Афоня задумался среди трав и цветов. Он сам, как цветок, тоже захотел теперь делать из смерти жизнь; он думал о том, как рождаются из сыпучего скучного песка голубые, красные, желтые счастливые цветы, поднявшие к небу свои добрые лица и дышащие чистым духом в белый свет.

- Теперь я сам знаю про все! - сказал Афоня. - Иди домой, дедушка, ты опять, должно спать захотел: у тебя глаза белые. Ты спи, а когда умрешь, ты не бойся, я узнаю у цветов, как они из праха живут, и ты опять будешь жить из своего праха. Ты, дедушка, не бойся!

Дед Тит ничего не сказал. Он невидимо улыбнулся своему доброму внуку и пошел опять в избу на печку.

А маленький Афоня остался один в поле. Он собрал желтых цветов, сколько мог их удержать в охапке, и отнес в аптеку, на лекарства, чтобы отец его не болел на войне от ран. В аптеке Афоне дали за цветы железный гребешок. Он принес его деду и подарил ему: пусть теперь дедушка чешет себе бороду тем гребешком.

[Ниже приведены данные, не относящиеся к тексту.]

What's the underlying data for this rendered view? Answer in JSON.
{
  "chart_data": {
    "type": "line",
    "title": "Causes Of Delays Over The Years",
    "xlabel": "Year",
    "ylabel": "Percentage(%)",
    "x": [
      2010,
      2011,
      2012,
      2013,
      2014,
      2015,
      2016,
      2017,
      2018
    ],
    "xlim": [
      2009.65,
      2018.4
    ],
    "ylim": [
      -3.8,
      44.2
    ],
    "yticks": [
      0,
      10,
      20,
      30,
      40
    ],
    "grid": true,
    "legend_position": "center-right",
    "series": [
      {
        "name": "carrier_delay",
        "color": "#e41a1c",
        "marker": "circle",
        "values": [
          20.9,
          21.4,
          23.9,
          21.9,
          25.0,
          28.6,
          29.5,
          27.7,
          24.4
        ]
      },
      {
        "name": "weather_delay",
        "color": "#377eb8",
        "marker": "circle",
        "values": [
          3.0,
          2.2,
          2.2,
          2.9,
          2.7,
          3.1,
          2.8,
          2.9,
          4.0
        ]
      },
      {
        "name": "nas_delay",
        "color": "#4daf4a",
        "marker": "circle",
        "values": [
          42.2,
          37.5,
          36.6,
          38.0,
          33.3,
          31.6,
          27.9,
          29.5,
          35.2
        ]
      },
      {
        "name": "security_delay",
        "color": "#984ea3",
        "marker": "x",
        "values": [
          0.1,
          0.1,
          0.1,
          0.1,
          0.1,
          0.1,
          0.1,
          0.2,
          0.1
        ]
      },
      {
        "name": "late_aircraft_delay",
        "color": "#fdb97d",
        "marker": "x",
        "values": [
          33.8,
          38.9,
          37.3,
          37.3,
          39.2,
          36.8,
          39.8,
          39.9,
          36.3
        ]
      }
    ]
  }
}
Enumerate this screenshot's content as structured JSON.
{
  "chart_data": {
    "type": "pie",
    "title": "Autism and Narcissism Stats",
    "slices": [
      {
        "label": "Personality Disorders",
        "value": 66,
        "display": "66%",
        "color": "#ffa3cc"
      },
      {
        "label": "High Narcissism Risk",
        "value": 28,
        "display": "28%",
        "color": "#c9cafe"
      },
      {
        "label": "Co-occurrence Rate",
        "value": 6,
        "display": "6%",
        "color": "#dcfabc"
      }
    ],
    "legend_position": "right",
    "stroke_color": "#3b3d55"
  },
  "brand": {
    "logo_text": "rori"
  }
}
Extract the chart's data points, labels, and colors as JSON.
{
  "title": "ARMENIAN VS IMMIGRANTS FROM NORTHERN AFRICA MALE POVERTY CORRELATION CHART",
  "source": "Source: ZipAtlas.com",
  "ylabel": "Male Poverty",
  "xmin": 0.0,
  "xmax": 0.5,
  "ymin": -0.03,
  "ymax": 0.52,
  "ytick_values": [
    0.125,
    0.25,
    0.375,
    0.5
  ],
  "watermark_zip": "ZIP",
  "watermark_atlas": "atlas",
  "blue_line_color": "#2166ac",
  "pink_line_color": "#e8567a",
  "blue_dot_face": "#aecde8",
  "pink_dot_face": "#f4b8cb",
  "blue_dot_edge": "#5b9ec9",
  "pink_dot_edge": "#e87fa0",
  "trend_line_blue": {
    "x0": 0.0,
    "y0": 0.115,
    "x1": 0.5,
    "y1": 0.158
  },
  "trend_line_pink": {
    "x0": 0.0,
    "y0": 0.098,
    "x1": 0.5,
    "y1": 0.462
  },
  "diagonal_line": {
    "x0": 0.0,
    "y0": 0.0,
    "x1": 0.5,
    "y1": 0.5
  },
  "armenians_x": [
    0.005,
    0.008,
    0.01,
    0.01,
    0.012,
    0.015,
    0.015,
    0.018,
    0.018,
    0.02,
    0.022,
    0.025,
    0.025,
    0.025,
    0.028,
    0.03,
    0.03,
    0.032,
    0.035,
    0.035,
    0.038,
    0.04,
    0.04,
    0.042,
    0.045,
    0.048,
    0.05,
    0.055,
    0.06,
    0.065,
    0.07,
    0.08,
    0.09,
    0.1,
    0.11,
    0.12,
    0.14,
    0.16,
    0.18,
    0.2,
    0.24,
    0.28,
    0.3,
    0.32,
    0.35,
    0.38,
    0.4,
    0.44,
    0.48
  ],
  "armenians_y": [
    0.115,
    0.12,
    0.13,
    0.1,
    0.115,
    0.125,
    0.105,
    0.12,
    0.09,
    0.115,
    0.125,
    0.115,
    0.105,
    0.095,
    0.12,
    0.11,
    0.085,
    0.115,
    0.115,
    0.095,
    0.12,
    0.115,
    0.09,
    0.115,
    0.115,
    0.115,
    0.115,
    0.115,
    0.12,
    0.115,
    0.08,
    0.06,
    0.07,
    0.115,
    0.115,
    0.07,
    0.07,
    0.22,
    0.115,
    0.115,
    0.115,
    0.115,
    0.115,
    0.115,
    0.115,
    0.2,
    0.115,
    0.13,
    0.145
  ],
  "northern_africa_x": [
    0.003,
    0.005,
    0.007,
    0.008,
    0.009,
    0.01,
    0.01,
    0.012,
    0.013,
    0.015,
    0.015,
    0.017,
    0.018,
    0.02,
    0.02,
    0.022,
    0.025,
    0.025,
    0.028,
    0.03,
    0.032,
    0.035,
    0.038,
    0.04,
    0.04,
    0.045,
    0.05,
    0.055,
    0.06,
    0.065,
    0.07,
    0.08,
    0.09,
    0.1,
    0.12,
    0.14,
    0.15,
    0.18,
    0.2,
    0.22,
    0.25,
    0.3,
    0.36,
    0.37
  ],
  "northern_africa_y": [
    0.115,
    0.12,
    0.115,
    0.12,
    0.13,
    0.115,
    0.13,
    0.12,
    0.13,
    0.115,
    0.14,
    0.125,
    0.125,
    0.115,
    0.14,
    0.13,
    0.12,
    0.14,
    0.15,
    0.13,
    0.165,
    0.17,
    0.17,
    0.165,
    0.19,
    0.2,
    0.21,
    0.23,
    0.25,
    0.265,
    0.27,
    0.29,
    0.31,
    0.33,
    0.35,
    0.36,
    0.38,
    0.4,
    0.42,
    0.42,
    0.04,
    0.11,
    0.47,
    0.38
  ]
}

- Спасибо тебе, Афонюшка, - сказал дед. - А цветы тебе ничего не сказывали, из чего они в мертвом песке живут?

- Не сказывали, - ответил Афоня. - Ты вон сколько живешь, и то не знаешь. А говорил, что знаешь про все. Ты не знаешь.

- Правда твоя, - согласился дед.

- Они молча живут, надо у них допытаться, - сказал Афоня. - Чего все цветы молчат, а сами знают?

Дед кротко улыбнулся, погладил головку внука и посмотрел на него, как на цветок, растущий на земле. А потом дедушка спрятал гребешок за пазуху и опять заснул.